44. A method of subjecting a sample to capillary separation, comprising introducing the sample into a sample loading port of a capillary sample separation apparatus, wherein the capillary sample separation apparatus comprises a monolithic solid, the monolithic solid comprising a first lateral wall and a second lateral wall, the first lateral wall of the monolithic solid being arranged in opposing relationship with the second lateral wall, wherein the monolithic solid comprises a plurality of at least substantially parallel capillary microtubes, each capillary microtube having a first end with a first aperture and a second end with a second aperture, the first end being arranged in the first lateral wall of the monolithic solid and the second end being arranged in the second lateral wall of the monolithic solid, such that all microtubes of the plurality of capillary microtubes are fiuidly coupled, wherein the first aperture of each capillary microtube comprised in the monolithic solid is in fluid communication with the sample loading port, and the second aperture of each capillary microtube is in fluid communication with a common reservoir, and allowing the sample to enter the capillary microtubes comprised in the monolithic solid via the first apertures thereof, and to migrate along the lengths of the capillary microtubes to the second apertures thereof, without applying an additional pressure gradient.

45. The method of claim 44, wherein the monolithic solid is defined by a photonic crystal fiber.

46. The method of claims 44 or 45, wherein the sample comprises macromolecules and wherein the method is a method of analytically separating the macromolecules.

47. The method of any one of claims 44-46, wherein allowing the sample to enter the capillary microtubes and to migrate along the lengths thereof comprises applying an electrical field along the lengths of the capillary microtubes.

48. The method of claim 47, wherein the electrical field is applied by an electrode.

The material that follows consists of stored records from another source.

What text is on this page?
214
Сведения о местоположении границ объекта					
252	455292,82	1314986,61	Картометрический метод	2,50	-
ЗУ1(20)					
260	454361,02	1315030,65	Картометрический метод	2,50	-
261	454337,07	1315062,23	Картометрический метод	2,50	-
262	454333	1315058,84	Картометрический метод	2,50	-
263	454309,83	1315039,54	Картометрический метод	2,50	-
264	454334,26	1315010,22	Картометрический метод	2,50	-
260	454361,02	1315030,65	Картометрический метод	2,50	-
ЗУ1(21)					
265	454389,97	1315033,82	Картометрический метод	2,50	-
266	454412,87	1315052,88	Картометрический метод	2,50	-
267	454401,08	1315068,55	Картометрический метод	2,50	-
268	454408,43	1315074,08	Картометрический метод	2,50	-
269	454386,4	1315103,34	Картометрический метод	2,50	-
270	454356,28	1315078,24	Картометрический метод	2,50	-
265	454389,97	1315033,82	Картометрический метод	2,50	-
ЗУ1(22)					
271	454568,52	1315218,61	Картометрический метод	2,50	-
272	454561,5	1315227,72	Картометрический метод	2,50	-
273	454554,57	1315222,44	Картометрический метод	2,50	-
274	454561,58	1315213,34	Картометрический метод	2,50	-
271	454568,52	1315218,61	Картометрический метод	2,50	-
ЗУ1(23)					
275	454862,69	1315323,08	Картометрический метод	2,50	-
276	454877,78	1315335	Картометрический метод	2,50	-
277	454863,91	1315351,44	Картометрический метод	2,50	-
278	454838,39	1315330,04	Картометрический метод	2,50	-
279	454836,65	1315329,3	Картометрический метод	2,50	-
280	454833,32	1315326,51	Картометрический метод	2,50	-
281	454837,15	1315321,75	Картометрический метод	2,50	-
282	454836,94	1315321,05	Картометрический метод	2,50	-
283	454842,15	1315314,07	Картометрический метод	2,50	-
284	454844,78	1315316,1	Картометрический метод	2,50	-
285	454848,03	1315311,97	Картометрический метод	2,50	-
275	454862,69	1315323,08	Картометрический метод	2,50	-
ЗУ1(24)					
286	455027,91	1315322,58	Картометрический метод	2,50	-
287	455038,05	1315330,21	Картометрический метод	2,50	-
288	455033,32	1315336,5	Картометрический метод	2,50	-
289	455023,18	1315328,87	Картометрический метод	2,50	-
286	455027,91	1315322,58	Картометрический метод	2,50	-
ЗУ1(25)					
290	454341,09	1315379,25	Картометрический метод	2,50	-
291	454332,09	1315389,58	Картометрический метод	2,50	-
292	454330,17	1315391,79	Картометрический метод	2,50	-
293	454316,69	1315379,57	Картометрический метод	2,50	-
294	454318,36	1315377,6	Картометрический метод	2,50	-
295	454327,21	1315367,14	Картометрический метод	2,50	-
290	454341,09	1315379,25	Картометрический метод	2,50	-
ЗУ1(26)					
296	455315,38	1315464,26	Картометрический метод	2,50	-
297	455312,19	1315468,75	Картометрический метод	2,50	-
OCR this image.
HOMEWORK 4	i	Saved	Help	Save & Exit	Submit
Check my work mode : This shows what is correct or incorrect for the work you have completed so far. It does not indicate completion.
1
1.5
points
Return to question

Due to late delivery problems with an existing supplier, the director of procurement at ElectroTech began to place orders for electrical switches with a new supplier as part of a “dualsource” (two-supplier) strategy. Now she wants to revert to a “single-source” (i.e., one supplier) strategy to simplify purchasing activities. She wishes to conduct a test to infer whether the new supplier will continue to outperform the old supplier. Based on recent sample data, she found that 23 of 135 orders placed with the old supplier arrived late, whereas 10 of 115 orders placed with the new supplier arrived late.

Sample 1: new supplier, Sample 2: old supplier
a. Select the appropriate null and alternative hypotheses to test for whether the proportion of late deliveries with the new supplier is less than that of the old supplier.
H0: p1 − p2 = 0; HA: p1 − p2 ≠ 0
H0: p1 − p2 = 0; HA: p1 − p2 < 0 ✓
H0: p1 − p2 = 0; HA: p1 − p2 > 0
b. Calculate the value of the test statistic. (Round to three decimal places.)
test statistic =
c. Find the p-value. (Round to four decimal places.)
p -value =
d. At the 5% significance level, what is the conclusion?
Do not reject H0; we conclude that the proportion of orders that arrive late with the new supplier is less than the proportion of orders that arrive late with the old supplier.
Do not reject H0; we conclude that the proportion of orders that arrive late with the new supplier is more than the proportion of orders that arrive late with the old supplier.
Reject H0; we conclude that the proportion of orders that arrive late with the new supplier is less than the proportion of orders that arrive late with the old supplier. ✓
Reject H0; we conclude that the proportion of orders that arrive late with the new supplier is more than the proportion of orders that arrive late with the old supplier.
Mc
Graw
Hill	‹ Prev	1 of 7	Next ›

49. A method of subjecting a sample to capillary electrophoresis, comprising introducing the sample into a sample loading port of a capillary sample separation apparatus, wherein the capillary sample separation apparatus comprises a monolithic solid, the monolithic solid comprising a first lateral wall and a second lateral wall, the first lateral wall of the monolithic solid being arranged in opposing relationship with the second lateral wall, wherein the monolithic solid comprises a plurality of at least substantially parallel capillary microtubes, each capillary microtube having a first end with a first aperture and a second end with a second aperture, the first end being arranged in the first lateral wall of the monolithic solid and the second end being arranged in the second lateral wall of the monolithic solid, such that all microtubes of the plurality of capillary microtubes are fluidly coupled, wherein the first aperture of each capillary microtube comprised in the monolithic solid is in fluid communication with the sample loading port, and the second aperture of each capillary microtube is in fluid communication with a common reservoir, and applying an electrical field along the lengths of the capillary microtubes.

50. The method of claim 49, wherein the electrical field is applied by an electrode.

51. The method of claim 50, wherein the first or the second aperture of each capillary microtube comprised in the monolithic solid is in fluid communication with the electrode.

52. The method of one of claims 49 to 51, wherein the monolithic solid is defined by a photonic crystal fiber.

53. The method of any one of claims 49 - 52, wherein the sample comprises macromolecules and wherein the method is a method of analytically separating the macromolecules.

54. The method of claim 53, wherein the macromolecules are selected from the group consisting of polypeptides, oligonucleotides, polynucleotides, carbohydrates, lipids, and organic molecules.